Connect to DB system Establish connect to the database system which might be a server running locally or a cloud DB system, depending upon the de- velopers. In our implementation we will be using DataStax Astra DB system which uses Apache Cassandra database.
Create database and connect A database is created on Astra DB and a connection is established to the database.
Create data table In the database, multiple tables are created, the schema of the tables i.e., field names, data types are inferred from the schema file. If old tables are already present containing previously imported training data, they are not replaced or modified, instead new table are created. So that the models can learn from old as well as new data.
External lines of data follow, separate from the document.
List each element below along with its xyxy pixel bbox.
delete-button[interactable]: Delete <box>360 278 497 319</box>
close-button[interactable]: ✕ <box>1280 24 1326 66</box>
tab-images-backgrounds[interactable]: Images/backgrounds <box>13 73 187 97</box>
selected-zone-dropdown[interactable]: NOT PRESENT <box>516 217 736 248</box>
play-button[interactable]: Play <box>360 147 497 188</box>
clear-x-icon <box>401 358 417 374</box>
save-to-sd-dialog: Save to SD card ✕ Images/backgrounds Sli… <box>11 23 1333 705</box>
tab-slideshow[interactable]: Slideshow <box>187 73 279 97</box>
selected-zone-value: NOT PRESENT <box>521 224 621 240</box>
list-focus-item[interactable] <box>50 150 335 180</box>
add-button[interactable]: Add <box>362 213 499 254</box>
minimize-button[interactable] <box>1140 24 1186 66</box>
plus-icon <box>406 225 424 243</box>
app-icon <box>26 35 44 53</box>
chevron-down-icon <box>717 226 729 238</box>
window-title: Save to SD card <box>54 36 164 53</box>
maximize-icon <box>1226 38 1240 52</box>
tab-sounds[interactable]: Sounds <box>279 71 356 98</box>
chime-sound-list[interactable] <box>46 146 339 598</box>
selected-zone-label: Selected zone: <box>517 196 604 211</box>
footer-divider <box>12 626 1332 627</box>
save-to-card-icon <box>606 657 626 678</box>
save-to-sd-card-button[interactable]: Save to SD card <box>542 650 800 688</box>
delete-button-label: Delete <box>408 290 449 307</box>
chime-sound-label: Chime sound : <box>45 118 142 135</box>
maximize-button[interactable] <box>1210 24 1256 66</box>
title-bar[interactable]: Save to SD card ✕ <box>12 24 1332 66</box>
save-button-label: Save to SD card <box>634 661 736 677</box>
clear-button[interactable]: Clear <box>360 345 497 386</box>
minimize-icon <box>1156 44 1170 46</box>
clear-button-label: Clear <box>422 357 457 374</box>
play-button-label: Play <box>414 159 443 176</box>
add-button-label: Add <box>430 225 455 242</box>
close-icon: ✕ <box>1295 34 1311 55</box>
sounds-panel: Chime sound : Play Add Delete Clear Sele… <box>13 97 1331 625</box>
Data insertion: The validated training data files are present in Good data folder, the data from these files is uploaded to the appropriate tables. Since different data sets correspond to different type of training data, multiple columns are mandatory and the data sets should not be combined together. If importing a file leads to an error because of the file type (column mismatch, datatype mismatch etc.) the same file is moved to Bad data folder.
Exporting data fromDB The training data sets are present as tables in the database. These tables are exported to a .csv (comma separated values) file.
Data pre-processing In this step, the csv files are loaded into pandas DataFrame objects, and the data is cleaned and modified. This involves following sub steps :
All sensor data columns are checked for standard deviation, if any of them has zero standard deviation, it’s deleted from the data set as it does not provide any useful information.
If any sensor data columns contain NULL or missing entries, these are imputed using KNN (k nearest neighbors) Imputer.
Data Clustering: The K-means model trained during the clustering of training data is loaded. This model is used to predict clusters of the pre-processed test data sets.
RUL prediction: After data is clustered, each cluster is loaded and based on its cluster number, a corresponding ML model is loaded, this model was saved during the training phase. The model is used to predict remaining useful life RUL for all data points in the cluster.
After the predictions are done for all clusters, RUL along with engine number are written to a csv file. This file is then exported to Astra DB.